The initiative is part of the ‘Intel Teach’ programme, a global, US$100 million per year initiative focusing on training educators to use technology and integrate computers in the classroom.

The Sheikh Mohammed bin Rashid Al Maktoum Foundation signed an agreement with Intel in Dubai, United Arab Emirates, to train two million teachers from 16 Arab countries by 2011.

Khaled Elamrawi, general manager of Intel Egypt, Levant and North Africa told SciDev.Net, "We train teachers to improve their basic computer skills in word processing, multimedia, and educational online content, to ensure a more interactive learning experience than just lecturing."

More than 400,000 teachers from Egypt, Jordan, Lebanon, Morocco, and Saudi Arabia have already graduated from the programme, according to a press release from the foundation.

The programme works by teachers training each other, providing both face-to-face and online instruction. For example, in Egypt, 40 ‘master’ teachers distributed among 26 governorates were trained to coach 1,000 others who will then go on to train other teachers.

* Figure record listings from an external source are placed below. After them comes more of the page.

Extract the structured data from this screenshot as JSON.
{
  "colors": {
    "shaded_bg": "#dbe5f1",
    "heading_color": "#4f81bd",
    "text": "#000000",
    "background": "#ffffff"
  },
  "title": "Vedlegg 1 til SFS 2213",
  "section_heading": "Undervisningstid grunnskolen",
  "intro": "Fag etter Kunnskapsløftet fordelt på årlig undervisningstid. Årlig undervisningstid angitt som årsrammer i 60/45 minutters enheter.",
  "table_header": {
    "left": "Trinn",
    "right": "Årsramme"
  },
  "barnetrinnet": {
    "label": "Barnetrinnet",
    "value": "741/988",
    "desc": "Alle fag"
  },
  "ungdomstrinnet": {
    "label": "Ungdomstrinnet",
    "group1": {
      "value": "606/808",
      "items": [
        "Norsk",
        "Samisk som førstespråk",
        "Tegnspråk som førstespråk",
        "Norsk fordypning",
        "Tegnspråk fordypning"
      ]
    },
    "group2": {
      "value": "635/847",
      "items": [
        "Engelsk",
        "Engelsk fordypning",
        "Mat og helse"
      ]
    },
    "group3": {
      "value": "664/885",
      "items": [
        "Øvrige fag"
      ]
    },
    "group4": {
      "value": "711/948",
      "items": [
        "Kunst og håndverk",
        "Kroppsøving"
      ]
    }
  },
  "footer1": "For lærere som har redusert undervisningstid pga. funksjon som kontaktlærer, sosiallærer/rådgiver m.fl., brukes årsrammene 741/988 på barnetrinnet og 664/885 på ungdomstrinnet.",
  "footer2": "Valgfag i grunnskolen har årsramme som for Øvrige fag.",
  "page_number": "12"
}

The ministry of education in each country nominates teachers to take part in the programme and Intel will provide the curriculum, online tools, compact discs and books, and incentives for participants to complete the training, says Elamrawi.

Ehab El Anany, a high school English teacher from Northern Egypt and graduate of the programme, said in an Intel case study that the experience has profoundly changed his approach to teaching, and his students have used ICTs to gather information for their studies of the water-borne parasite Bilharzia.

El Anany has also encouraged his students — many of whom do not have computers at home — to make use of Internet cafés after school for educational purposes.

Elamrawi adds that Intel intends to use part of its revenue to boost development through education in many countries.

"We intend to maintain our collaboration with ministries of education to come up with useful and practical ways to improve technology and education in the classrooms."